Os especialistas ressaltam que não é possível diagnosticar se uma criança ou adolescente tem algum transtorno mental sem qualquer avaliação direta do caso específico e de forma detalhada. Além disso, não podem ser diagnosticados com psicopatia, que é um transtorno grave de personalidade só determinado pelos médicos após os 18 anos.
“O cérebro da criança e do adolescente não está formado. Existe uma neuroplastia que está em formação. Esse lobo pré-frontal, que ele é desenvolvido no adulto, ele na criança ainda não é desenvolvido e na adolescência também não. Esse lobo pré-frontal é o que nos faz ter limites entre a razão e a emoção, entre o certo e o errado. Não posso caracterizar como um transtorno de personalidade”, reforça Robinson Yaluzan.

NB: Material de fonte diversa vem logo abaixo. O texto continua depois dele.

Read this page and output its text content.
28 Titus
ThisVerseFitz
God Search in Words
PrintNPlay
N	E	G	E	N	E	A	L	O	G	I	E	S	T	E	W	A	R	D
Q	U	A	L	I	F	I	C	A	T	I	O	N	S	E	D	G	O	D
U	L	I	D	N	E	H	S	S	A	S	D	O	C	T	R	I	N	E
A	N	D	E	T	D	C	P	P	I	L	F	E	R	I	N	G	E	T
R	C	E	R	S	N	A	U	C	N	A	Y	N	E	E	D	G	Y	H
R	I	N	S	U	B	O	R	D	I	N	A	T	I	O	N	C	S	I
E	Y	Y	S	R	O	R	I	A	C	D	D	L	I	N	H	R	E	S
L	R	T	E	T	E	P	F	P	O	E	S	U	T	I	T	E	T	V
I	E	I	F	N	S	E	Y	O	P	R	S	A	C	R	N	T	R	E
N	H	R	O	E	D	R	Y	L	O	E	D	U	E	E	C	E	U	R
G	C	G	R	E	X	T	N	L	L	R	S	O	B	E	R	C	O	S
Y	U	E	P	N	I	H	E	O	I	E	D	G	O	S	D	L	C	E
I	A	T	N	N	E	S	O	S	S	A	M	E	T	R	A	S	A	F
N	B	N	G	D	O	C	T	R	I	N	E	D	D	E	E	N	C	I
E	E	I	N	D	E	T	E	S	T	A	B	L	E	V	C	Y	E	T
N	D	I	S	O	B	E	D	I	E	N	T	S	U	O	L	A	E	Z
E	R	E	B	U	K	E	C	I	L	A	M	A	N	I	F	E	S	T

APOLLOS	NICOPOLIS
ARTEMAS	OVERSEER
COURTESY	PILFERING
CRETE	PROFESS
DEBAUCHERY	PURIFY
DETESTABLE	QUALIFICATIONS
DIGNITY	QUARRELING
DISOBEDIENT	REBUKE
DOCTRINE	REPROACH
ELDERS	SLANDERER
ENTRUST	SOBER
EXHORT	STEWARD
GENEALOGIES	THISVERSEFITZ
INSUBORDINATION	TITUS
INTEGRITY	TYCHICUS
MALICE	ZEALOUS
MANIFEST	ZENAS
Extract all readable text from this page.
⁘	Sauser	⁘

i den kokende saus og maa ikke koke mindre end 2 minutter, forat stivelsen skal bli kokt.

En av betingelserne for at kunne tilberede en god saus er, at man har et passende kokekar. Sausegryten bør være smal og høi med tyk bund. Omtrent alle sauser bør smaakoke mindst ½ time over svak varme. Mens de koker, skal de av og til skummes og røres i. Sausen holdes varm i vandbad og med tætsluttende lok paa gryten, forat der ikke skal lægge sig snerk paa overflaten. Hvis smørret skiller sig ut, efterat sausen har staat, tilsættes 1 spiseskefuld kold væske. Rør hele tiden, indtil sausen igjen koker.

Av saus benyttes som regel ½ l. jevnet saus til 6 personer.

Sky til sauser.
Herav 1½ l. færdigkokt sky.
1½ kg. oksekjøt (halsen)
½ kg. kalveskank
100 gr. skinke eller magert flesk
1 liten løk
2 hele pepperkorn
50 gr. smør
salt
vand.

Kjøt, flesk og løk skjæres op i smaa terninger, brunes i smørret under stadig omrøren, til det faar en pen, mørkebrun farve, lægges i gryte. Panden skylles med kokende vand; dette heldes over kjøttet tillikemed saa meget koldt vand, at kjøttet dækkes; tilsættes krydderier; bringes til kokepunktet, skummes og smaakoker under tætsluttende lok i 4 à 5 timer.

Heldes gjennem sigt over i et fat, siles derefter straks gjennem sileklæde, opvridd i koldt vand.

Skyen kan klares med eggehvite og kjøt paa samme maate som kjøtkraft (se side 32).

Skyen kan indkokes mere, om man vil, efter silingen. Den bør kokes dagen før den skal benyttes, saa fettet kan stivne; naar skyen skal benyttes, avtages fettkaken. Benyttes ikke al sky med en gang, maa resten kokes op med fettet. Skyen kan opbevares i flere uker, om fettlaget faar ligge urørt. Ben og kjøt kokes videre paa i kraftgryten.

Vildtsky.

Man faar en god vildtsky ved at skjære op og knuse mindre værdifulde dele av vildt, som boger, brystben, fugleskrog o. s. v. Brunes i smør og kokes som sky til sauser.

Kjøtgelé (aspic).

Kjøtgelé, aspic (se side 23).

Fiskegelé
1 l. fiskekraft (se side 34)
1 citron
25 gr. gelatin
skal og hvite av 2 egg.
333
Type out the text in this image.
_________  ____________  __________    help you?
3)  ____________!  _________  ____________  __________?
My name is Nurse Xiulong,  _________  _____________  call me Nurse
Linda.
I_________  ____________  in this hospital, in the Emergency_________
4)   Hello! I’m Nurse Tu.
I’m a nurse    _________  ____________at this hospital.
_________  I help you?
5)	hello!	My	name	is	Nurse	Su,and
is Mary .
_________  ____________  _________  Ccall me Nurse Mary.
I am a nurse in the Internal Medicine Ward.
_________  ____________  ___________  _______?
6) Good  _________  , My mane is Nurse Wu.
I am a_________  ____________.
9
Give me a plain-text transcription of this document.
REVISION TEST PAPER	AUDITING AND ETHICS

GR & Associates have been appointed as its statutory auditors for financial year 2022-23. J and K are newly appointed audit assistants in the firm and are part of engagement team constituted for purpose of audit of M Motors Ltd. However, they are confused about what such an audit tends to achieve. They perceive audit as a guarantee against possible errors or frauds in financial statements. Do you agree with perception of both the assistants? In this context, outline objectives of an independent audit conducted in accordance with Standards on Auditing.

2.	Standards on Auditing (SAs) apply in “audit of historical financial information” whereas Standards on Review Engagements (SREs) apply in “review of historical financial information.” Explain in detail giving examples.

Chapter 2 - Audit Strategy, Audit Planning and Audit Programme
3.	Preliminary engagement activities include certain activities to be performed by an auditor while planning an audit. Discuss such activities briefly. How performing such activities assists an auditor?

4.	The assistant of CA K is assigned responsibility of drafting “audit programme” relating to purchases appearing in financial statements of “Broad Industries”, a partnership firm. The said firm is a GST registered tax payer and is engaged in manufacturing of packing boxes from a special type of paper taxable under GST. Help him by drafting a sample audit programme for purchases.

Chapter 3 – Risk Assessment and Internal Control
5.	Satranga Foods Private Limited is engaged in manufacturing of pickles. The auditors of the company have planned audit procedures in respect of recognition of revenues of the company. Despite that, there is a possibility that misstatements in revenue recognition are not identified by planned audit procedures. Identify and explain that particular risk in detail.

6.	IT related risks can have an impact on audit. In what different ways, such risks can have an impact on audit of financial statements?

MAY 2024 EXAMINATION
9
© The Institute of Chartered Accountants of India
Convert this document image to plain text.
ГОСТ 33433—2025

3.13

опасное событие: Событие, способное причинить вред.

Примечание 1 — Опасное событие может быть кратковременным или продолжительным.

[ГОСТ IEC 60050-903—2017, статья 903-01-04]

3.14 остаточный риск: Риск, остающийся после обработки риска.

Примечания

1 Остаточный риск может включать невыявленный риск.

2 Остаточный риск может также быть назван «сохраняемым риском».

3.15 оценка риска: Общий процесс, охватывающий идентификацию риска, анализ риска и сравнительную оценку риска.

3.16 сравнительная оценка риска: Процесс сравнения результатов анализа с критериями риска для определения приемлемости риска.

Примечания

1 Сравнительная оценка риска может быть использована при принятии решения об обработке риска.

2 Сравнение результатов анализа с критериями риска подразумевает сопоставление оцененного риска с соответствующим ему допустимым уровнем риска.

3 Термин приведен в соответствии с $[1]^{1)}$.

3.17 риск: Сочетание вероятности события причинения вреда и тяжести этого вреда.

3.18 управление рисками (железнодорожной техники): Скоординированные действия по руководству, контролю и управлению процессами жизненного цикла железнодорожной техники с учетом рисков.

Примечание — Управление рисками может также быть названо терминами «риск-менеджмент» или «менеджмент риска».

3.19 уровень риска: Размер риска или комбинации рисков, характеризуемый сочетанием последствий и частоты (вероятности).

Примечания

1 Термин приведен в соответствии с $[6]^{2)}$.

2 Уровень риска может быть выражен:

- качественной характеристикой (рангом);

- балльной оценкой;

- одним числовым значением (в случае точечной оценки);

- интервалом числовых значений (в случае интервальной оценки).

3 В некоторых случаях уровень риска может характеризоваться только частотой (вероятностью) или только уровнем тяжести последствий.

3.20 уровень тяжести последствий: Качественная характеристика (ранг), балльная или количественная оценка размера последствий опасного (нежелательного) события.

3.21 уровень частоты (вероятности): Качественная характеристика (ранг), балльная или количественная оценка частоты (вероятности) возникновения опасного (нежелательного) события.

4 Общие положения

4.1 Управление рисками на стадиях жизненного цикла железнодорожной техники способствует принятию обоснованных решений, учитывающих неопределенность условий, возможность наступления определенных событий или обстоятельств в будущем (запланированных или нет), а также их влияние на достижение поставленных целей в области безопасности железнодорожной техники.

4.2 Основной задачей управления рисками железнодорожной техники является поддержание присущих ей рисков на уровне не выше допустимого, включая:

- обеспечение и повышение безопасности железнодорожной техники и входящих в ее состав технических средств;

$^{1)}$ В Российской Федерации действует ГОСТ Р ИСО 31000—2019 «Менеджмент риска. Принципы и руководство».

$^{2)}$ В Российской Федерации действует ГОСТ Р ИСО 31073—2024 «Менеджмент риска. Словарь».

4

Conforme Yaluzan, crimes hediondos cometidos nessas idades muitas vezes envolvem o que o psiquiatra indica como “fatores orgânicos” (uso de substâncias que levam a alteração do sensório) ou a exposição para violência física ou emocional constante.
“Ou, finalmente, são crianças que ainda não têm uma formação, uma base moral e psicológica e como o cérebro ainda não está formado adequadamente, acabam agindo de forma violenta e impulsiva”, ressalta.
(Os crimes exemplificados nesta reportagem não foram avaliados pelos especialistas citados. Apenas uma avaliação específica poderia revelar qualquer diagnóstico).
Sinal de alerta
De acordo com Yaluzan, o primeiro sinal de alerta que pais ou responsáveis precisam ficar atentos se deve a agitação psicomotora dessa criança ou adolescente.
Ou seja, se vivem isoladas, que não se relacionam com outras pessoas ou que usam as redes sociais para expor situações que remetem à depressão, por exemplo. “São crianças que devem ser encaminhadas ao atendimento médico”, reforça.
O psiquiatra explica que deve ser feito o primeiro atendimento com um pediatra ou o médico de família em uma Unidade Básica de Saúde (UBS), onde será feita a avaliação inicial. Caso esse paciente demonstre sinais que fogem “do natural para aquela faixa etária”, é encaminhado a um psiquiatra e psicólogo, onde será feito o tratamento adequado.
“É avaliar o caso de forma individual, de forma abrangente tanto no âmbito psicológico quanto no psiquiátrico. Verificar a necessidade de apoio multiprofissional, não apenas os profissionais médicos, mas outros terapeutas, como a terapia ocupacional, enfermeiros, psicopedagogos, a própria família deve estar inserida nesse processo, e nisso a gente monta o que chamamos de plano terapêutico, que deve ser individualizado de caso para caso”, diz.